The title character of Roman J. Israel, Esq. is a sort of walking anachronism, a man out of time in more ways than one. A civil rights lawyer who never entered the modern era, he rarely leaves his cluttered Los Angeles office, preferring to let his much smoother partner operate as the firm’s public face. His boxy suits and unkempt hair suggest a man who doesn’t care a lot about what others think. Then his partner dies suddenly, leaving his cases to a well-coiffed (and white) pragmatist. Roman decides he might just want a piece of the pie. And he’s willing to make some very bad decisions to get it.
Of course we can’t take our eyes off Roman — he’s played by Denzel Washington who picked up one of his 10 Oscar nominations for the role — yet the movie was largely neglected by critics and at the box office upon its release in 2017. Though sometimes as baggy as Roman’s suits, it’s well worth rediscovering, particularly as a rich drama about the collision of ideology and reality, and as a great Los Angeles movie (something of a specialty of writer/director Dan Gilroy, who turned the city into a glimmering nightmare in the macabre TV news thriller Nightcrawler, another movie largely concerned with ethics and the lack thereof).
It’s safe to say Roman is not a polished trial lawyer (or a polished anything), and when he’s thrust from his perch as an eccentrically severe, savant-like housecat into positions that require interpersonal skills, the results are usually disastrous and often quite funny. Prosecutors hang up on him — he describes the offer made by one as “an enema of sunshine” — and one judge happily charges him with contempt for not piping down when ordered to. Roman seems to exist somewhere on the autism spectrum, but he’s a man of principle — a quality that endears him to an activist (Carmen Ejogo) who pierces his hard shell, and even to his new boss, the man who inherited his old boss’s cases, a decent-enough, high-powered and politically savvy defense lawyer played by Colin Farrell, an Irish actor who does slick Americans exceptionally well.
But the new Roman wants things. He wants a luxurious new dwelling. He wants to sit on the beach and eat gourmet donuts. He’d like a new wardrobe. In order to get these things, he commits a dangerous ethical lapse, turning in a murder suspect for the reward money. He figures nobody will find out. He’s wrong. Now Roman has a giant mark on his back. No one is trying to disbar him — just kill him. It seems it was easier staying in the shadows. Living in the morally compromised, big, bad world, he goes for the big brass ring. He betrays the only thing he ever really had: his principles. Does he have time to get them back?

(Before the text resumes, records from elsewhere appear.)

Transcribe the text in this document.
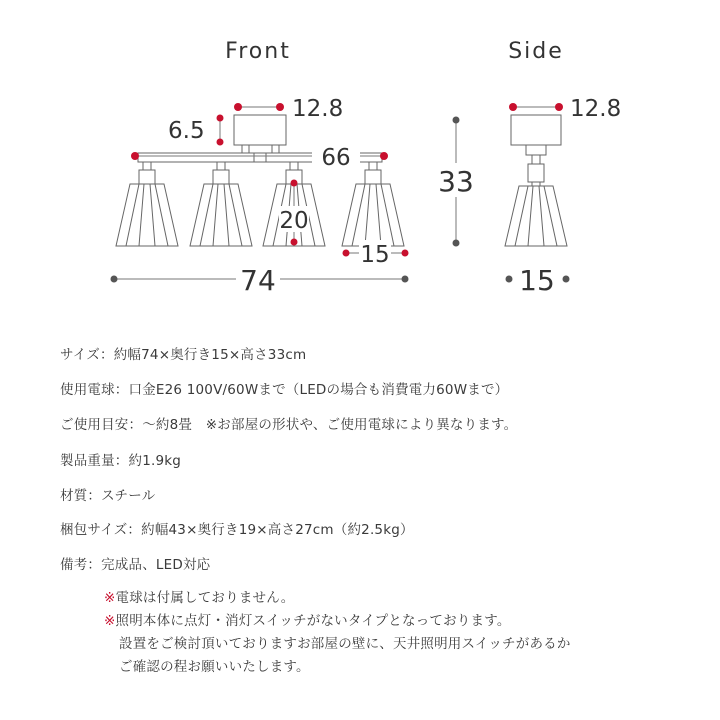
Front	Side
12.8
6.5
66
20
15
74
33
12.8
15
サイズ：約幅74×奥行き15×高さ33cm
使用電球：口金E26 100V/60Wまで（LEDの場合も消費電力60Wまで）
ご使用目安：～約8畳　※お部屋の形状や、ご使用電球により異なります。
製品重量：約1.9kg
材質：スチール
梱包サイズ：約幅43×奥行き19×高さ27cm（約2.5kg）
備考：完成品、LED対応
※電球は付属しておりません。
※照明本体に点灯・消灯スイッチがないタイプとなっております。
設置をご検討頂いておりますお部屋の壁に、天井照明用スイッチがあるか
ご確認の程お願いいたします。
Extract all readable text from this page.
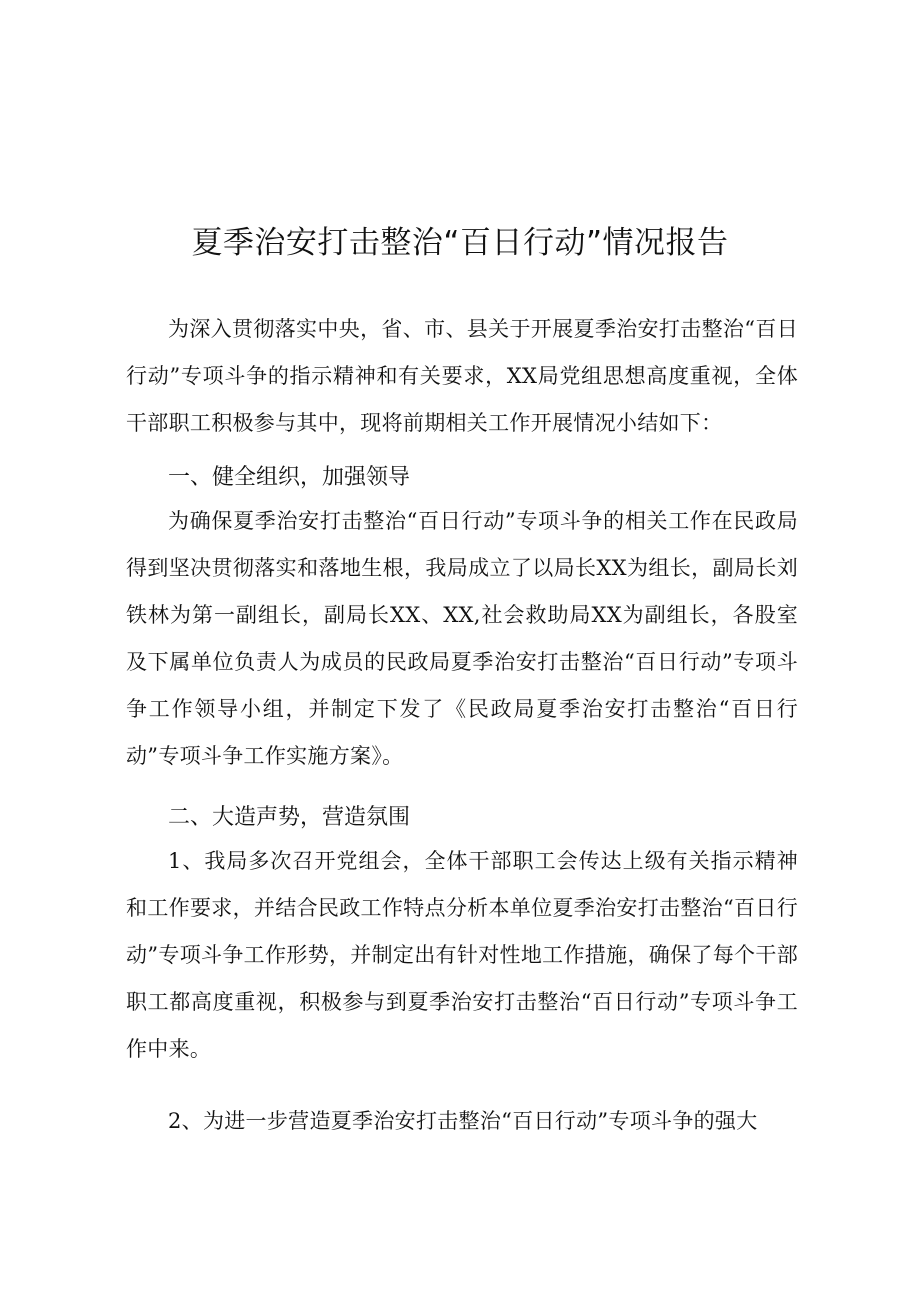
夏季治安打击整治“百日行动”情况报告

为深入贯彻落实中央，省、市、县关于开展夏季治安打击整治“百日行动”专项斗争的指示精神和有关要求，XX局党组思想高度重视，全体干部职工积极参与其中，现将前期相关工作开展情况小结如下：

一、健全组织，加强领导

为确保夏季治安打击整治“百日行动”专项斗争的相关工作在民政局得到坚决贯彻落实和落地生根，我局成立了以局长XX为组长，副局长刘铁林为第一副组长，副局长XX、XX,社会救助局XX为副组长，各股室及下属单位负责人为成员的民政局夏季治安打击整治“百日行动”专项斗争工作领导小组，并制定下发了《民政局夏季治安打击整治“百日行动”专项斗争工作实施方案》。

二、大造声势，营造氛围

1、我局多次召开党组会，全体干部职工会传达上级有关指示精神和工作要求，并结合民政工作特点分析本单位夏季治安打击整治“百日行动”专项斗争工作形势，并制定出有针对性地工作措施，确保了每个干部职工都高度重视，积极参与到夏季治安打击整治“百日行动”专项斗争工作中来。

2、为进一步营造夏季治安打击整治“百日行动”专项斗争的强大
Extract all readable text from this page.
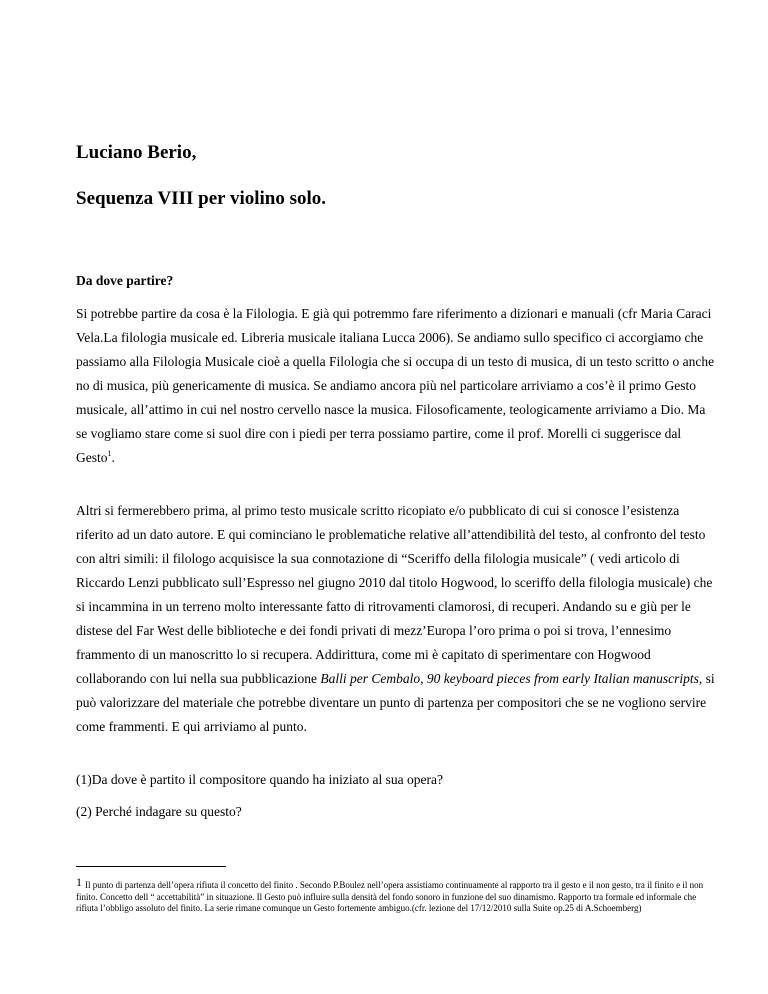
Luciano Berio,
Sequenza VIII per violino solo.
Da dove partire?

Si potrebbe partire da cosa è la Filologia. E già qui potremmo fare riferimento a dizionari e manuali (cfr Maria Caraci Vela.La filologia musicale ed. Libreria musicale italiana Lucca 2006). Se andiamo sullo specifico ci accorgiamo che passiamo alla Filologia Musicale cioè a quella Filologia che si occupa di un testo di musica, di un testo scritto o anche no di musica, più genericamente di musica. Se andiamo ancora più nel particolare arriviamo a cos’è il primo Gesto musicale, all’attimo in cui nel nostro cervello nasce la musica. Filosoficamente, teologicamente arriviamo a Dio. Ma se vogliamo stare come si suol dire con i piedi per terra possiamo partire, come il prof. Morelli ci suggerisce dal Gesto$^1$.

Altri si fermerebbero prima, al primo testo musicale scritto ricopiato e/o pubblicato di cui si conosce l’esistenza riferito ad un dato autore. E qui cominciano le problematiche relative all’attendibilità del testo, al confronto del testo con altri simili: il filologo acquisisce la sua connotazione di “Sceriffo della filologia musicale” ( vedi articolo di Riccardo Lenzi pubblicato sull’Espresso nel giugno 2010 dal titolo Hogwood, lo sceriffo della filologia musicale) che si incammina in un terreno molto interessante fatto di ritrovamenti clamorosi, di recuperi. Andando su e giù per le distese del Far West delle biblioteche e dei fondi privati di mezz’Europa l’oro prima o poi si trova, l’ennesimo frammento di un manoscritto lo si recupera. Addirittura, come mi è capitato di sperimentare con Hogwood collaborando con lui nella sua pubblicazione Balli per Cembalo, 90 keyboard pieces from early Italian manuscripts, si può valorizzare del materiale che potrebbe diventare un punto di partenza per compositori che se ne vogliono servire come frammenti. E qui arriviamo al punto.

(1)Da dove è partito il compositore quando ha iniziato al sua opera?

(2) Perché indagare su questo?

1 Il punto di partenza dell’opera rifiuta il concetto del finito . Secondo P.Boulez nell’opera assistiamo continuamente al rapporto tra il gesto e il non gesto, tra il finito e il non finito. Concetto dell “ accettabilità” in situazione. Il Gesto può influire sulla densità del fondo sonoro in funzione del suo dinamismo. Rapporto tra formale ed informale che rifiuta l’obbligo assoluto del finito. La serie rimane comunque un Gesto fortemente ambiguo.(cfr. lezione del 17/12/2010 sulla Suite op.25 di A.Schoemberg)
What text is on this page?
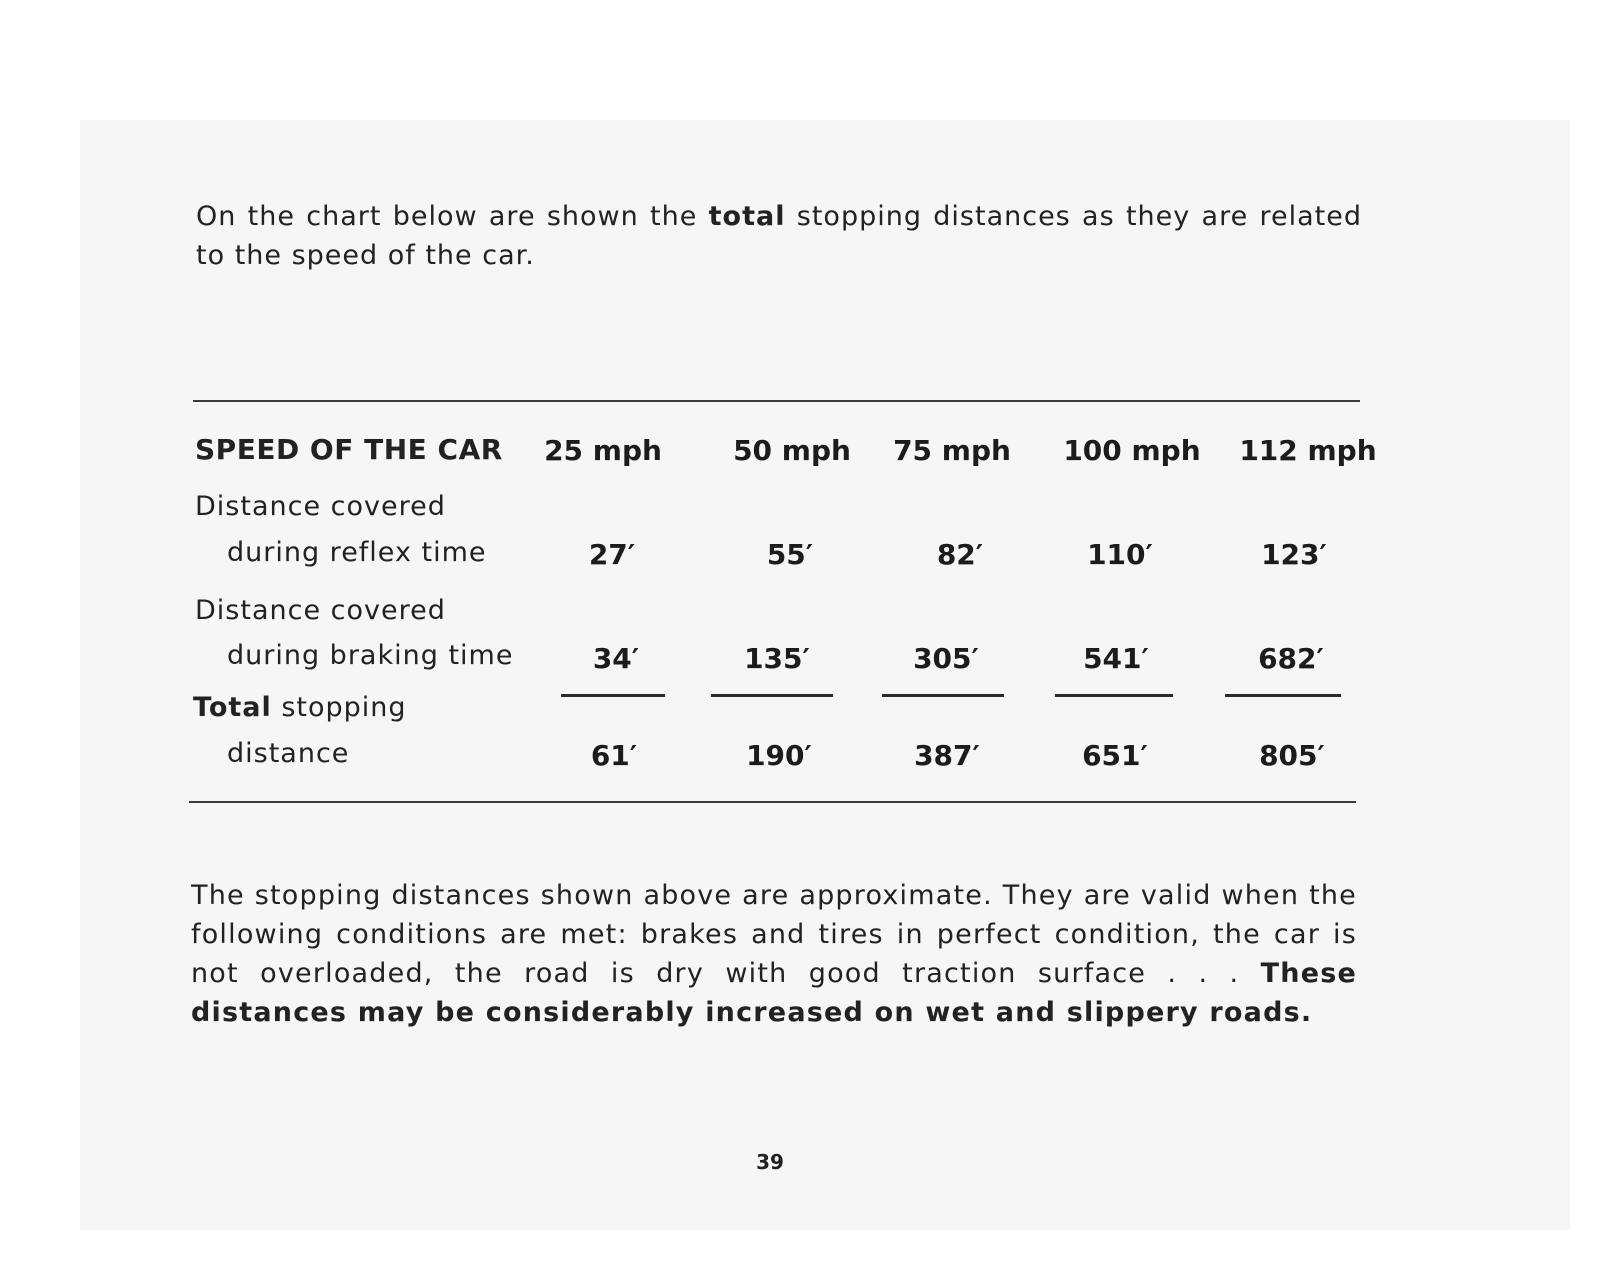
On the chart below are shown the total stopping distances as they are related to the speed of the car.

SPEED OF THE CAR	25 mph	50 mph	75 mph	100 mph	112 mph
Distance covered
during reflex time	27′	55′	82′	110′	123′
Distance covered
during braking time	34′	135′	305′	541′	682′
Total stopping
distance	61′	190′	387′	651′	805′

The stopping distances shown above are approximate. They are valid when the following conditions are met: brakes and tires in perfect condition, the car is not overloaded, the road is dry with good traction surface . . . These distances may be considerably increased on wet and slippery roads.

39
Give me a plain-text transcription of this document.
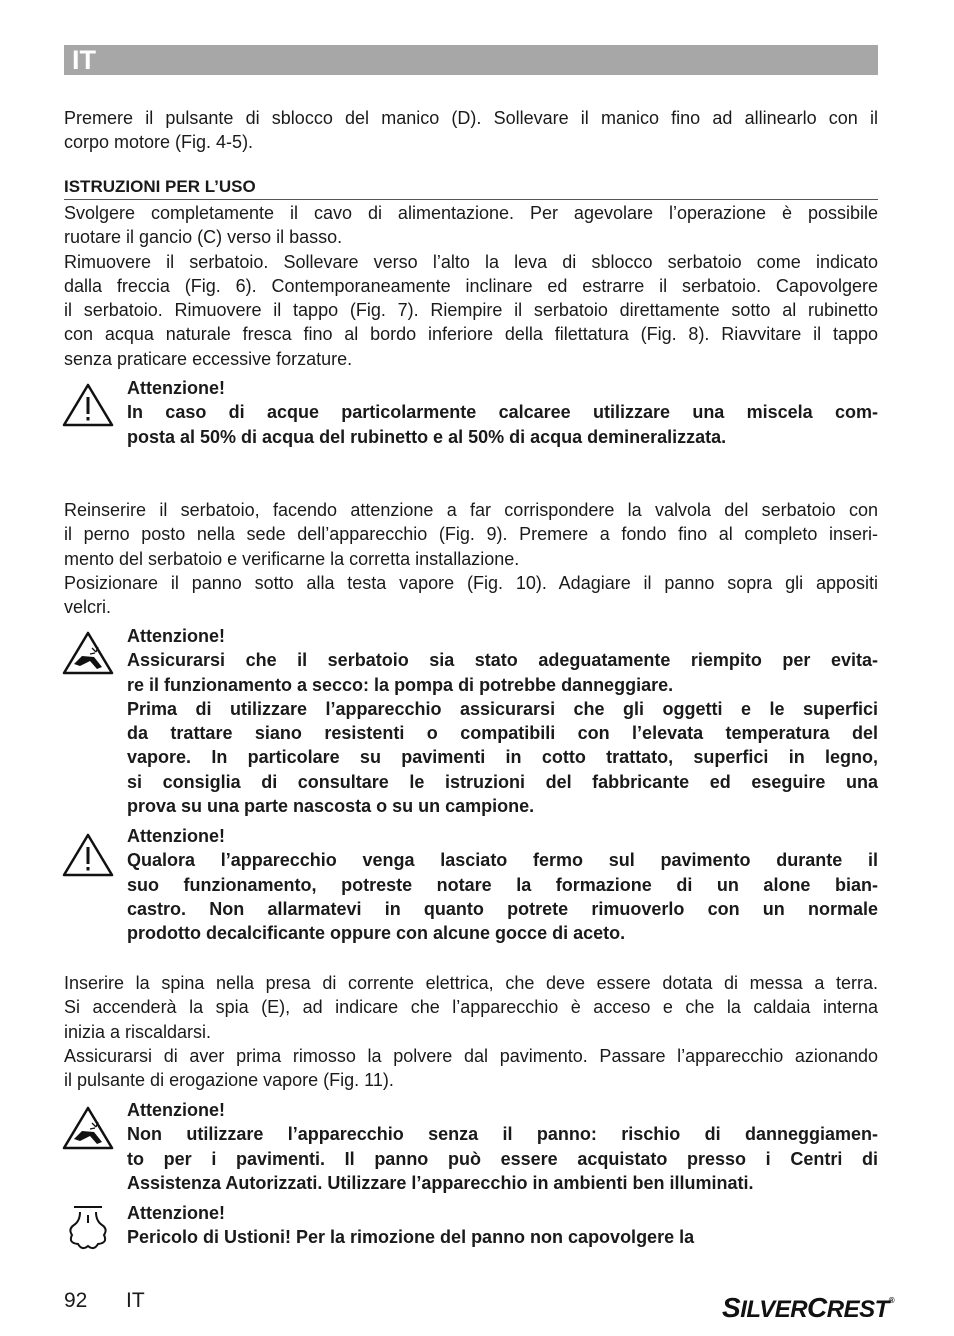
IT
ISTRUZIONI PER L’USO
Premere il pulsante di sblocco del manico (D). Sollevare il manico fino ad allinearlo con il
corpo motore (Fig. 4-5).
Svolgere completamente il cavo di alimentazione. Per agevolare l’operazione è possibile
ruotare il gancio (C) verso il basso.
Rimuovere il serbatoio. Sollevare verso l’alto la leva di sblocco serbatoio come indicato
dalla freccia (Fig. 6). Contemporaneamente inclinare ed estrarre il serbatoio. Capovolgere
il serbatoio. Rimuovere il tappo (Fig. 7). Riempire il serbatoio direttamente sotto al rubinetto
con acqua naturale fresca fino al bordo inferiore della filettatura (Fig. 8). Riavvitare il tappo
senza praticare eccessive forzature.
Attenzione!
In caso di acque particolarmente calcaree utilizzare una miscela com-
posta al 50% di acqua del rubinetto e al 50% di acqua demineralizzata.
Reinserire il serbatoio, facendo attenzione a far corrispondere la valvola del serbatoio con
il perno posto nella sede dell’apparecchio (Fig. 9). Premere a fondo fino al completo inseri-
mento del serbatoio e verificarne la corretta installazione.
Posizionare il panno sotto alla testa vapore (Fig. 10). Adagiare il panno sopra gli appositi
velcri.
Attenzione!
Assicurarsi che il serbatoio sia stato adeguatamente riempito per evita-
re il funzionamento a secco: la pompa di potrebbe danneggiare.
Prima di utilizzare l’apparecchio assicurarsi che gli oggetti e le superfici
da trattare siano resistenti o compatibili con l’elevata temperatura del
vapore. In particolare su pavimenti in cotto trattato, superfici in legno,
si consiglia di consultare le istruzioni del fabbricante ed eseguire una
prova su una parte nascosta o su un campione.
Attenzione!
Qualora l’apparecchio venga lasciato fermo sul pavimento durante il
suo funzionamento, potreste notare la formazione di un alone bian-
castro. Non allarmatevi in quanto potrete rimuoverlo con un normale
prodotto decalcificante oppure con alcune gocce di aceto.
Inserire la spina nella presa di corrente elettrica, che deve essere dotata di messa a terra.
Si accenderà la spia (E), ad indicare che l’apparecchio è acceso e che la caldaia interna
inizia a riscaldarsi.
Assicurarsi di aver prima rimosso la polvere dal pavimento. Passare l’apparecchio azionando
il pulsante di erogazione vapore (Fig. 11).
Attenzione!
Non utilizzare l’apparecchio senza il panno: rischio di danneggiamen-
to per i pavimenti. Il panno può essere acquistato presso i Centri di
Assistenza Autorizzati. Utilizzare l’apparecchio in ambienti ben illuminati.
Attenzione!
Pericolo di Ustioni! Per la rimozione del panno non capovolgere la
92 IT	SILVERCREST®
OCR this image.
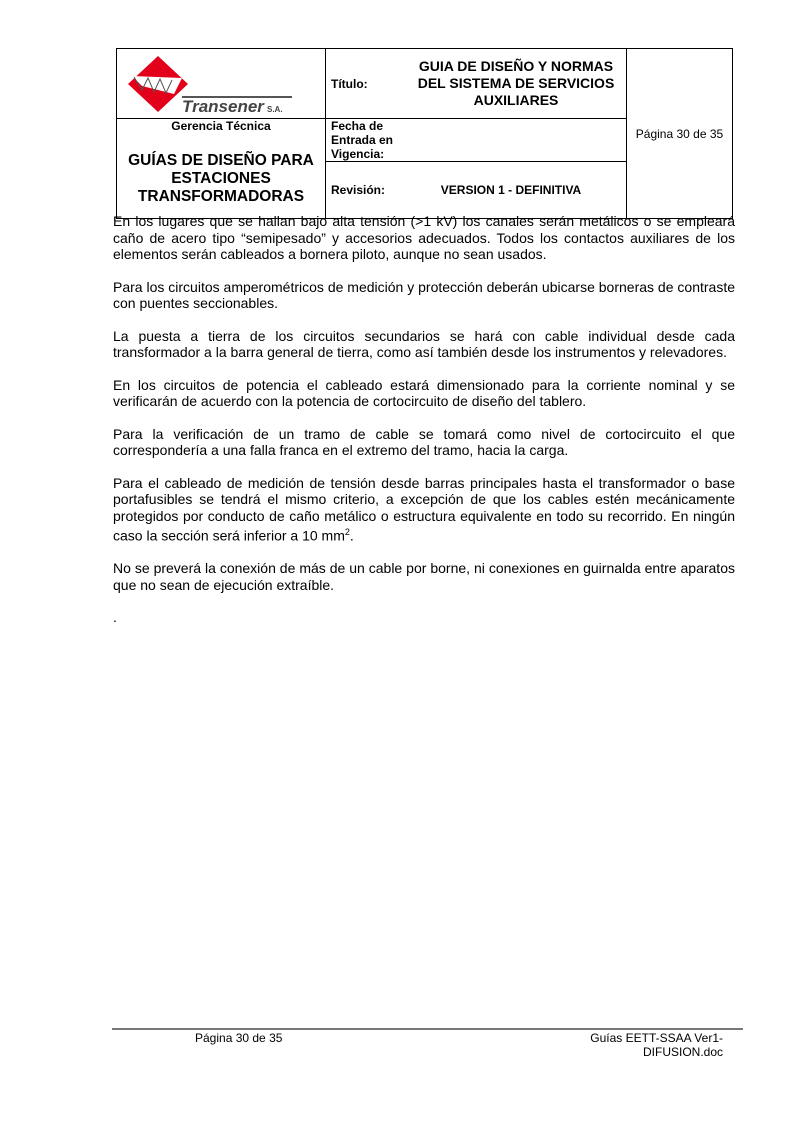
Transener S.A.	Título:GUIA DE DISEÑO Y NORMAS DEL SISTEMA DE SERVICIOS AUXILIARES	Página 30 de 35
Gerencia Técnica	Fecha de Entrada en Vigencia:	

GUÍAS DE DISEÑO PARA ESTACIONES TRANSFORMADORAS		
	Revisión: VERSION 1 - DEFINITIVA	

En los lugares que se hallan bajo alta tensión (>1 kV) los canales serán metálicos o se empleará caño de acero tipo “semipesado” y accesorios adecuados. Todos los contactos auxiliares de los elementos serán cableados a bornera piloto, aunque no sean usados.

Para los circuitos amperométricos de medición y protección deberán ubicarse borneras de contraste con puentes seccionables.

La puesta a tierra de los circuitos secundarios se hará con cable individual desde cada transformador a la barra general de tierra, como así también desde los instrumentos y relevadores.

En los circuitos de potencia el cableado estará dimensionado para la corriente nominal y se verificarán de acuerdo con la potencia de cortocircuito de diseño del tablero.

Para la verificación de un tramo de cable se tomará como nivel de cortocircuito el que correspondería a una falla franca en el extremo del tramo, hacia la carga.

Para el cableado de medición de tensión desde barras principales hasta el transformador o base portafusibles se tendrá el mismo criterio, a excepción de que los cables estén mecánicamente protegidos por conducto de caño metálico o estructura equivalente en todo su recorrido. En ningún caso la sección será inferior a 10 $mm^2$.

No se preverá la conexión de más de un cable por borne, ni conexiones en guirnalda entre aparatos que no sean de ejecución extraíble.

.

Página 30 de 35	Guías EETT-SSAA Ver1-DIFUSION.doc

The Los Angeles of Roman J. Israel, Esq. is a land of impersonal, steel-and-glass skyscrapers and interminable traffic, a modern-day concrete jungle where the sun beats down mercilessly during the day and loneliness sets in at night. This loneliness is key to the movie’s vision: Roman is a creature of isolation, stuck in the past, until he makes his ill-advised move. The movie suggests that his adherence to this particular past is not necessarily a bad place to be. Roman may be an antique, but he comes from a time when moral guideposts — his, anyway — were clearer and more honorable. Gilroy’s movie is a sort of elegy for firm beliefs, even when they come in antisocial packaging.
Roman J. Israel, Esq. deserves a bigger audience than it has had; it is already ripe for rediscovery, especially for Denzel completists and those who miss Hollywood star vehicles that are actually about ideas and social currents. It’s one of the most intriguing and unique lawyer movies out there, as distinctive as its divided protagonist.